Cansaço, simplesmente cansaço

[dropcap style≠’circle’]C[/dropcap]ansaço de mim mesmo ou de mim próprio? Vai dar no mesmo, um estuário de fadiga, num espelho desidratado.

O Pessoa arranjou os heterónimos para se aliviar destes sarilhos. Punha a mesma gabardina mas mudava de borsalino como os polígamos. Era como um búzio com várias cabeças. Sou demasiado macambúzio para o ardil resultar comigo, ou tão prestável que acabaria por inevitavelmente emprestar a chave do meu quarto a um heterónimo para ele ir lá dormir com companhia e acabaria à chuva, no cacimbo da noite, por extrema delicadeza.

Cansaço, e do mais impuro.

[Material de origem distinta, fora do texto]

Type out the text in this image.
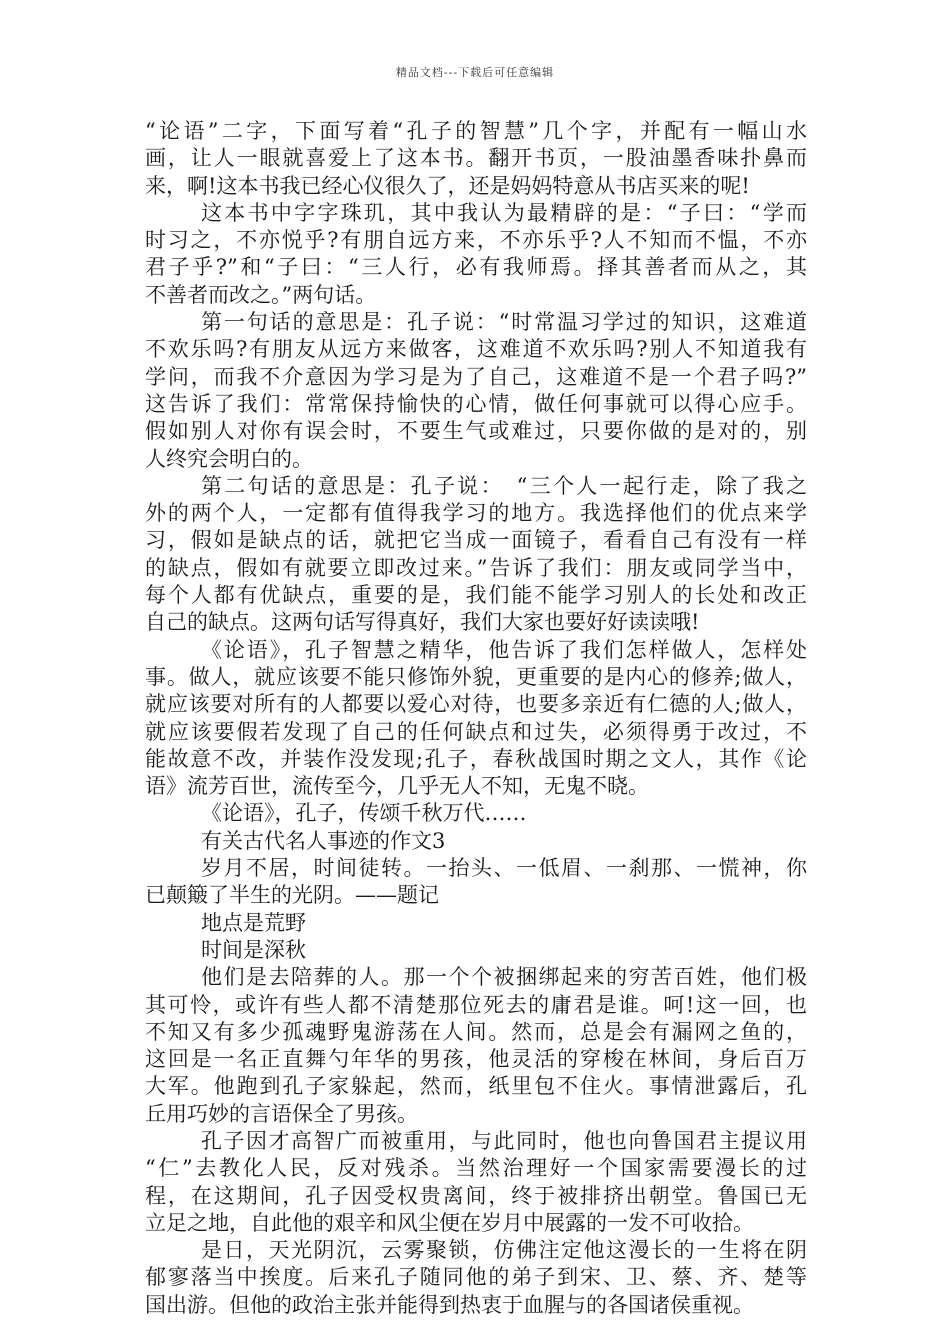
精品文档---下载后可任意编辑
“论语”二字，下面写着“孔子的智慧”几个字，并配有一幅山水
画，让人一眼就喜爱上了这本书。翻开书页，一股油墨香味扑鼻而
来，啊!这本书我已经心仪很久了，还是妈妈特意从书店买来的呢!
这本书中字字珠玑，其中我认为最精辟的是：“子曰：“学而
时习之，不亦悦乎?有朋自远方来，不亦乐乎?人不知而不愠，不亦
君子乎?”和“子曰：“三人行，必有我师焉。择其善者而从之，其
不善者而改之。”两句话。
第一句话的意思是：孔子说：“时常温习学过的知识，这难道
不欢乐吗?有朋友从远方来做客，这难道不欢乐吗?别人不知道我有
学问，而我不介意因为学习是为了自己，这难道不是一个君子吗?”
这告诉了我们：常常保持愉快的心情，做任何事就可以得心应手。
假如别人对你有误会时，不要生气或难过，只要你做的是对的，别
人终究会明白的。
第二句话的意思是：孔子说：　“三个人一起行走，除了我之
外的两个人，一定都有值得我学习的地方。我选择他们的优点来学
习，假如是缺点的话，就把它当成一面镜子，看看自己有没有一样
的缺点，假如有就要立即改过来。”告诉了我们：朋友或同学当中，
每个人都有优缺点，重要的是，我们能不能学习别人的长处和改正
自己的缺点。这两句话写得真好，我们大家也要好好读读哦!
《论语》，孔子智慧之精华，他告诉了我们怎样做人，怎样处
事。做人，就应该要不能只修饰外貌，更重要的是内心的修养;做人，
就应该要对所有的人都要以爱心对待，也要多亲近有仁德的人;做人，
就应该要假若发现了自己的任何缺点和过失，必须得勇于改过，不
能故意不改，并装作没发现;孔子，春秋战国时期之文人，其作《论
语》流芳百世，流传至今，几乎无人不知，无鬼不晓。
《论语》，孔子，传颂千秋万代……
有关古代名人事迹的作文3
岁月不居，时间徒转。一抬头、一低眉、一刹那、一慌神，你
已颠簸了半生的光阴。——题记
地点是荒野
时间是深秋
他们是去陪葬的人。那一个个被捆绑起来的穷苦百姓，他们极
其可怜，或许有些人都不清楚那位死去的庸君是谁。呵!这一回，也
不知又有多少孤魂野鬼游荡在人间。然而，总是会有漏网之鱼的，
这回是一名正直舞勺年华的男孩，他灵活的穿梭在林间，身后百万
大军。他跑到孔子家躲起，然而，纸里包不住火。事情泄露后，孔
丘用巧妙的言语保全了男孩。
孔子因才高智广而被重用，与此同时，他也向鲁国君主提议用
“仁”去教化人民，反对残杀。当然治理好一个国家需要漫长的过
程，在这期间，孔子因受权贵离间，终于被排挤出朝堂。鲁国已无
立足之地，自此他的艰辛和风尘便在岁月中展露的一发不可收拾。
是日，天光阴沉，云雾聚锁，仿佛注定他这漫长的一生将在阴
郁寥落当中挨度。后来孔子随同他的弟子到宋、卫、蔡、齐、楚等
国出游。但他的政治主张并能得到热衷于血腥与的各国诸侯重视。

Para já só descortino uma medida que me poderia salvar. Se eu casasse com a Dora Maar. Por vários motivos, ela tinha uma imaginação desatada e gostava de falar. Ora, eu pélo-me por falar menos. Ela mobilava a casa de palavras num instante e não se importaria com o meu silêncio porque como roçava o desequilíbrio, estaria tantas vezes ocupada em recuperar algum tino que nem daria pelo meu alheamento; por outro lado, ela reunia os encantos suficientes para compensarem a aragem inflamada com que às vezes o seu juízo desbordava. Claro que tudo isto parece um bocado egoísta, mas não é, repare-se, as ausências que ela me permitiria estariam fundidas nas frequentas ralações com que eu me ocuparia dela, seja por amor, ou por sobrevivência, para que as coisas corressem nalguma fluidez, sem estorvos.

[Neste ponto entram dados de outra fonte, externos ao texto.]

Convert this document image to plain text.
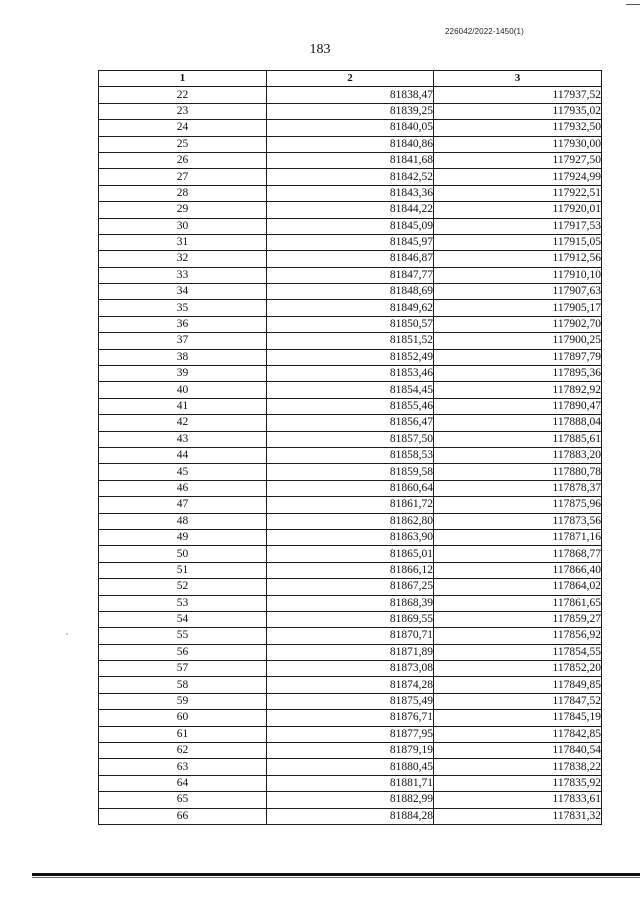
226042/2022-1450(1)
183
1	2	3
22	81838,47	117937,52
23	81839,25	117935,02
24	81840,05	117932,50
25	81840,86	117930,00
26	81841,68	117927,50
27	81842,52	117924,99
28	81843,36	117922,51
29	81844,22	117920,01
30	81845,09	117917,53
31	81845,97	117915,05
32	81846,87	117912,56
33	81847,77	117910,10
34	81848,69	117907,63
35	81849,62	117905,17
36	81850,57	117902,70
37	81851,52	117900,25
38	81852,49	117897,79
39	81853,46	117895,36
40	81854,45	117892,92
41	81855,46	117890,47
42	81856,47	117888,04
43	81857,50	117885,61
44	81858,53	117883,20
45	81859,58	117880,78
46	81860,64	117878,37
47	81861,72	117875,96
48	81862,80	117873,56
49	81863,90	117871,16
50	81865,01	117868,77
51	81866,12	117866,40
52	81867,25	117864,02
53	81868,39	117861,65
54	81869,55	117859,27
55	81870,71	117856,92
56	81871,89	117854,55
57	81873,08	117852,20
58	81874,28	117849,85
59	81875,49	117847,52
60	81876,71	117845,19
61	81877,95	117842,85
62	81879,19	117840,54
63	81880,45	117838,22
64	81881,71	117835,92
65	81882,99	117833,61
66	81884,28	117831,32
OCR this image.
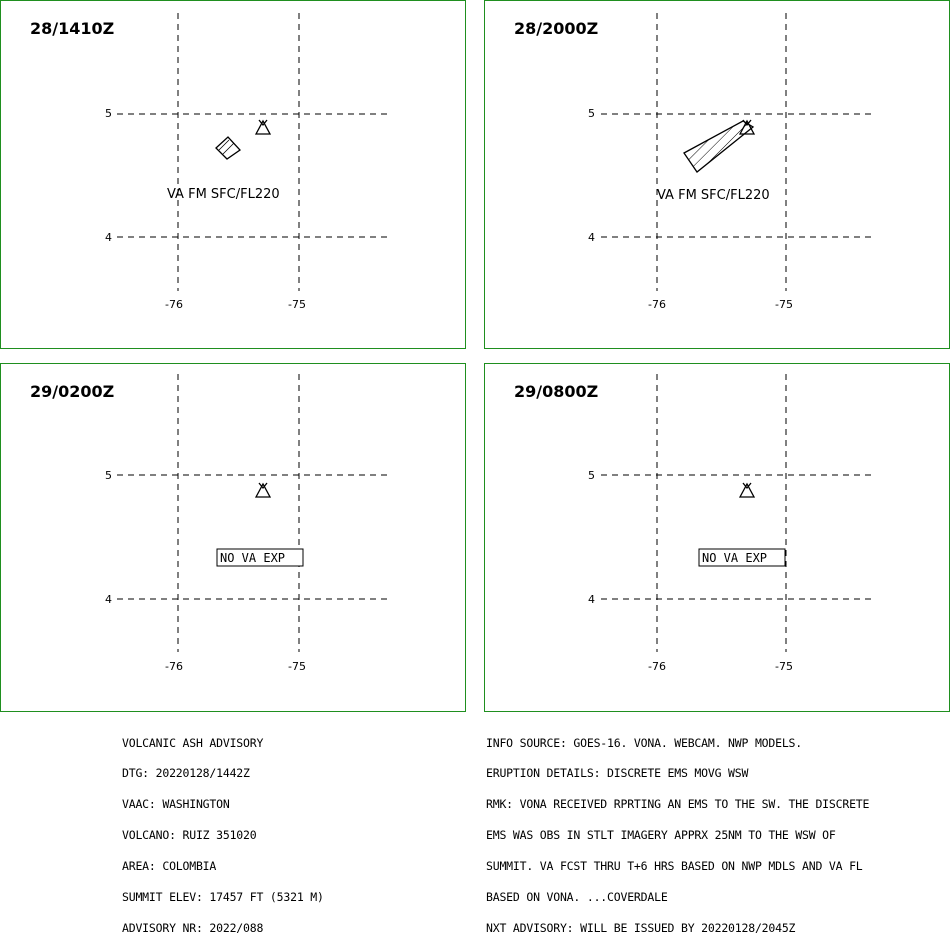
28/1410Z
5
4
-76	-75
VA FM SFC/FL220
28/2000Z
5
4
-76	-75
VA FM SFC/FL220
29/0200Z
5
4
-76	-75
NO VA EXP
29/0800Z
5
4
-76	-75
NO VA EXP

VOLCANIC ASH ADVISORY

DTG: 20220128/1442Z

VAAC: WASHINGTON

VOLCANO: RUIZ 351020

AREA: COLOMBIA

SUMMIT ELEV: 17457 FT (5321 M)

ADVISORY NR: 2022/088

INFO SOURCE: GOES-16. VONA. WEBCAM. NWP MODELS.

ERUPTION DETAILS: DISCRETE EMS MOVG WSW

RMK: VONA RECEIVED RPRTING AN EMS TO THE SW. THE DISCRETE

EMS WAS OBS IN STLT IMAGERY APPRX 25NM TO THE WSW OF

SUMMIT. VA FCST THRU T+6 HRS BASED ON NWP MDLS AND VA FL

BASED ON VONA. ...COVERDALE

NXT ADVISORY: WILL BE ISSUED BY 20220128/2045Z
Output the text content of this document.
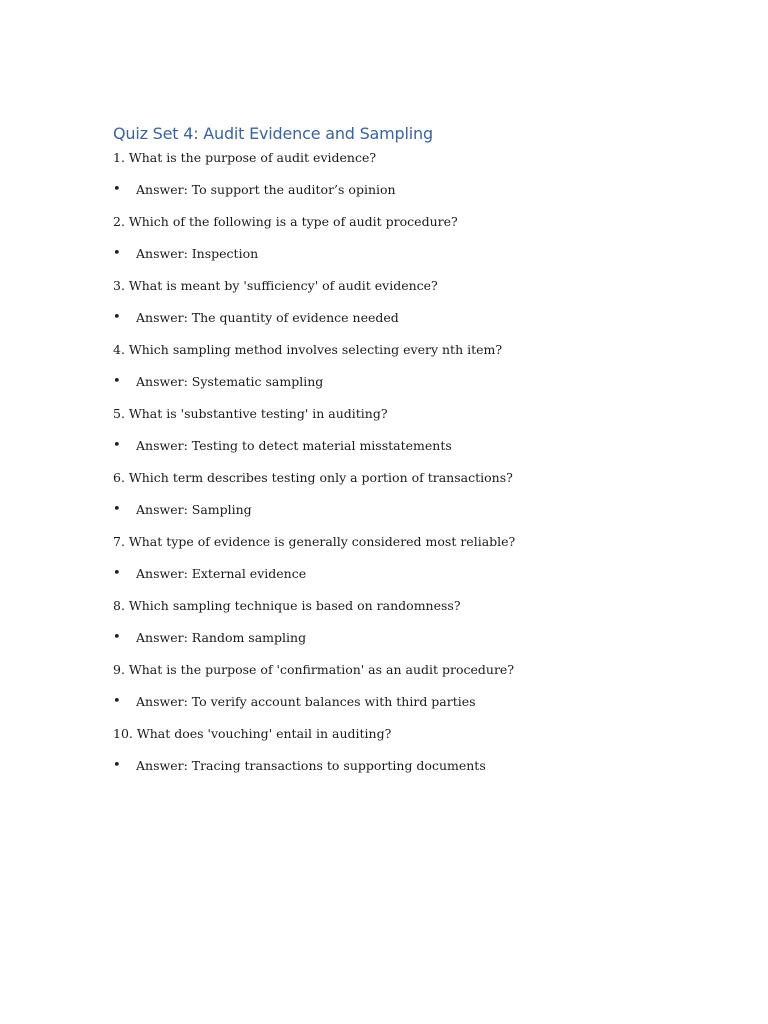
Quiz Set 4: Audit Evidence and Sampling
1. What is the purpose of audit evidence?
•	Answer: To support the auditor’s opinion
2. Which of the following is a type of audit procedure?
•	Answer: Inspection
3. What is meant by 'sufficiency' of audit evidence?
•	Answer: The quantity of evidence needed
4. Which sampling method involves selecting every nth item?
•	Answer: Systematic sampling
5. What is 'substantive testing' in auditing?
•	Answer: Testing to detect material misstatements
6. Which term describes testing only a portion of transactions?
•	Answer: Sampling
7. What type of evidence is generally considered most reliable?
•	Answer: External evidence
8. Which sampling technique is based on randomness?
•	Answer: Random sampling
9. What is the purpose of 'confirmation' as an audit procedure?
•	Answer: To verify account balances with third parties
10. What does 'vouching' entail in auditing?
•	Answer: Tracing transactions to supporting documents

Portanto, o meu aparente egoísmo ser-lhe-ia afinal vital porque me alienaria nela, por ela, com ela, numa presença contínua junto dela que de outro modo me seria insuportável.

Cansaço. Como o dela, imagino depois de ter sido durante anos amante do Picasso e deste a ter trocado pela jovem Françoise Gilot, o que a arrastou para uma crise.

Ou pior, muito pior. Porque ter uma relação com o Picasso e ficar cansada é normal, não será distinto de ter de lavar todas as janelas de um arranha-céus de duzentos andares na duração de um relâmpago, mas enfim, a perspectiva lá de cima há-de ter ganhos – não se há-de ficar com uma visão solteira. Muito mais complicado é ter uma relação a sós com a minha árida solidão e não ficar cansado de montar a tenda e de aplainar dunas, não convém nem ao mesmo e nem ao próprio e fica-se com o cérebro seco como as axilas do escorpião.

Era a mulher que me convinha. Bonita, altiva, de marés sempre vivas nas epístolas do desejo, com uma imaginação ímpar, iria de bom grado ao caixote de Picasso para resgatar esta fotógrafa delirante e modelo (nu) em repetidas sessões de Man Ray, a única mulher do pintor que esteve à altura do seu génio.

Se os meus amigos conseguirem localizá-la, informem-me. Há-de ter reencarnado.

Porque estou tão cansado que acabei de escrever como posfácio para um livro de poesia que vai sair daqui a dois meses:

«A amiba que desfez o cérebro daquela criança ilustrava um princípio gelatinoso. De uma simplicidade que abisma. O que é fascinante e horrendo.

Foi numa piscina, na Argentina, que o insigne animal, imaginemos que avançando em mariposa, penetrou pela narina da criança para depois se acomodar fazendo das suas.

Das notícias que mais me perturbaram neste começo do ano.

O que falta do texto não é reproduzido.